As is typical for me, I write my list of 365 things to do in D.C. and then I skip the country.

This past weekend I was in Montreal, one of my favorite cities in the world and possibly my favorite city in North America. Montreal in the summer is also a very different beast than in the winter. Montreal in the summer is all about outdoor living with cafe terraces, summer festivals and rooftop bars. People take advantage of this short period to exploit their flower collections; porches, flower boxes, window sills etc. all abound with gorgeous vegetation. Next to the wrought iron outdoor staircases, this makes any neighborhood a lovely view.

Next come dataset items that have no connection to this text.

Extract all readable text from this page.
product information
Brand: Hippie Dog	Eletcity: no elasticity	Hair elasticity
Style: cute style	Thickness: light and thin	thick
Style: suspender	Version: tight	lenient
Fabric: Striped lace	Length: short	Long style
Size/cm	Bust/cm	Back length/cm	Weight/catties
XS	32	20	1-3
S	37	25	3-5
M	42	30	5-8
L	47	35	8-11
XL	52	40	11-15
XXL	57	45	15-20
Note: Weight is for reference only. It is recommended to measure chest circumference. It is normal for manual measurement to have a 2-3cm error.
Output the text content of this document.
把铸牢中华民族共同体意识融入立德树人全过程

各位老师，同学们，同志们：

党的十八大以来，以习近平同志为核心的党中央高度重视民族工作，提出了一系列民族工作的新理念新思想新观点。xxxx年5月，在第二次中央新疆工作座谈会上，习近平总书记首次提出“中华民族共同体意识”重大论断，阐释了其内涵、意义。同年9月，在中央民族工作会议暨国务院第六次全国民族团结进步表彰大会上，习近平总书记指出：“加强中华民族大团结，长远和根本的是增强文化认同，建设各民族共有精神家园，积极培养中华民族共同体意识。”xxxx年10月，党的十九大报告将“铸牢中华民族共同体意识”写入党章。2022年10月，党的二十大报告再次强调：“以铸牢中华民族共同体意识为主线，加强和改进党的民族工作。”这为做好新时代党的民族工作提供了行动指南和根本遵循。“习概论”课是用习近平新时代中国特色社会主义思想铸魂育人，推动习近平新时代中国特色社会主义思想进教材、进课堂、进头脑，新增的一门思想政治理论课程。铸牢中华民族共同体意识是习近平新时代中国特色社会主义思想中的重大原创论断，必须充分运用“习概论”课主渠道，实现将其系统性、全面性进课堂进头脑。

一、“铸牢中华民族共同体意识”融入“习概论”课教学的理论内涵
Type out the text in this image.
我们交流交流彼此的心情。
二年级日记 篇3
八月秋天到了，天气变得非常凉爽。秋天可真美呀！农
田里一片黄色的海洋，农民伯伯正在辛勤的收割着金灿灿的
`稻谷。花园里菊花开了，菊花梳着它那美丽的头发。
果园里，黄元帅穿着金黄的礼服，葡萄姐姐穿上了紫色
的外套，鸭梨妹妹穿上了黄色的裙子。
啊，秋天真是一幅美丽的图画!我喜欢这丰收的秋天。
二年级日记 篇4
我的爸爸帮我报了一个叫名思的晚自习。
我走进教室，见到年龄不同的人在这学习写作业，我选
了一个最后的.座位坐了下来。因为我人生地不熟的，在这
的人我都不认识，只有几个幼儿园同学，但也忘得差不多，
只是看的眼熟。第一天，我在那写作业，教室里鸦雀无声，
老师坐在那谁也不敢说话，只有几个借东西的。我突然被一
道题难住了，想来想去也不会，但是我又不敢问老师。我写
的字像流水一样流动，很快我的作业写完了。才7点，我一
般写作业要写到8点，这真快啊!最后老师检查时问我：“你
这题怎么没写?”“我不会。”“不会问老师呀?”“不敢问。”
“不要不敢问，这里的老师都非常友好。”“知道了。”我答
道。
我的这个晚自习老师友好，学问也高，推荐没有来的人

Of course, I have a running list of great things about Montreal, part of which I put down in this article, part of which run through my head as memories.

This particular trip, however, was not fully travel bug-induced. This was the wedding of a family member, another reason I love Montreal. Growing up, many of my childhood memories of family were set in Canada: Christmases, New Years, some Easters and at least part of summer vacations.

Grandparents' houses are always full of wonder for children, and my wonder was easily awakened particularly by a silver tin box hidden under my grandfather's couch. This treasure trove was filled with every type of button you can imagine, and we were allowed to shift through it and select some. The shiny or jewel-shaped ones were the most sought after. My grandfather also saved his old pill bottles, the thick plastic white ones, for us to use as building blocks- a type of logo factory.

He also had the prettiest, freshest smelling, ripe red tomatoes growing from boxes that hung off the side of his back porch. I think it is a toss up between whether my grandfather's tomatoes or the ones in Italy ruined me for life for any other tomato.

And then there were the treats: bugles filled with cheeze whiz, swedish raspberries from the penny candy shop downstairs, lime hush puppy slushies from nearby, Nectar soda, coffeecrisps and coconut-chocolate cookies hidden in the egg compartment of the fridge. These were available pretty much at any time during the day, and if they weren't already on the kitchen table, all you had to do was mention that you might be hungry...

Montreal obviously has a different allure for me now: cheeze whiz (gross) and slushies aside. But I think certain memories forever bind you to select places; Montreal definitely has a hold on me.